Allergies au pollen chez 1 Italien sur 3, rotule (Siaaic) : « Augmentation des cas et aussi de la gravité en raison du changement climatique »

Allergies au pollen chez 1 Italien sur 3, rotule (Siaaic) : « Augmentation des cas et aussi de la gravité en raison du changement climatique »

Des éternuements, un nez rouge, des yeux larmoyants et un mouchoir toujours prêt. La vie est difficile pour près d’un Italien sur trois avec l’arrivée du printemps. « Les allergies augmentent chaque année, mais la charge pollinique augmente également, ce qui est étroitement lié au changement climatique et donc la gravité des symptômes augmente également. Si auparavant il existait des réactions allergiques qui pouvaient être traitées avec des médicaments topiques, il est aujourd’hui nécessaire d’associer l’antihistaminique et la cortisone topique. Les Italiens allergiques ont atteint 25 à 30 % de la population, c’est presque une maladie sociale ». Vincenzo Patella, président de la Société italienne d’allergologie, d’asthme et d’immunologie clinique (Siaaic) et directeur de l’unité de médecine interne de la société de santé de Salerne, fait le point pour Adnkronos Salute.

Selon Patella, le changement climatique est le principal allié des allergies. Ensuite « il y a un fait désormais consolidé, c’est que l’urbanisation favorise une augmentation de la sensibilité au pollen – souligne le président du Siaaic – Ceux qui souffrent de ce type d’allergie et qui vivent en ville sont beaucoup plus vulnérables aux attaques car le pollen est comme une « éponge » qui attire à sa surface les nitrites, les sulfites et le dioxyde de carbone. campagne, par exemple ».

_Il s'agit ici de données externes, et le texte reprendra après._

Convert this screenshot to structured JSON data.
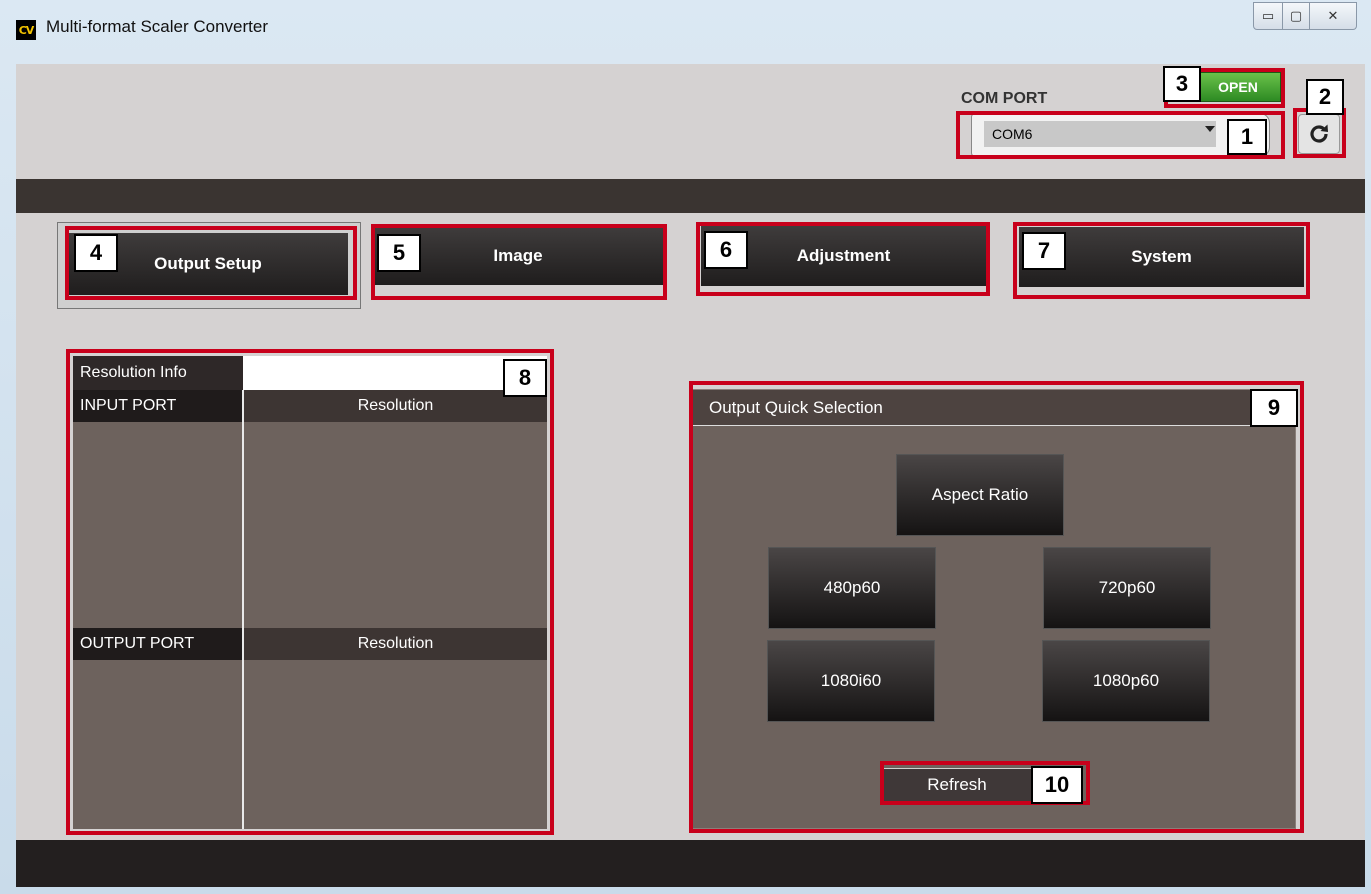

Que faire pour se défendre ? « Faites attention les jours de vent – répond le spécialiste – fermez les fenêtres, si vous êtes dans la voiture, les fenêtres. Ensuite, il y a les applications qui surveillent le pollen météorologique et peuvent vous aider dans les jours les plus critiques. Ceux qui passent beaucoup de temps dans la voiture devraient avoir des filtres anti-pollen installés. Un conseil: ceux qui ont les cheveux longs et qui ont été dehors – surtout pendant cette période – quand ils rentrent à la maison, ils doivent les brosser, sinon en se couchant, ils laissent le pollen sur l’oreiller ». Et le masque ? « Cela a fonctionné avec le Covid et c’est la meilleure barrière, mais tout le monde ne l’accepte pas, également à cause d’un problème de socialisation. Cependant, il existe d’autres ‘barrières physiques’ qui peuvent protéger les muqueuses : ce sont des sprays nasaux qui forment un gel – une fine pellicule – et peuvent être utilisés pour le nez, mais il existe aussi des gouttes pour les yeux », indique l’expert. L’essentiel, pour ceux qui se savent allergiques, est de se préparer : anticipez donc le printemps avec un traitement topique à base d’antihistaminiques et de cortisone. Au lieu de cela, évitez d’utiliser des bêta-agonistes pendant une longue période, car ils créent ensuite une dépendance.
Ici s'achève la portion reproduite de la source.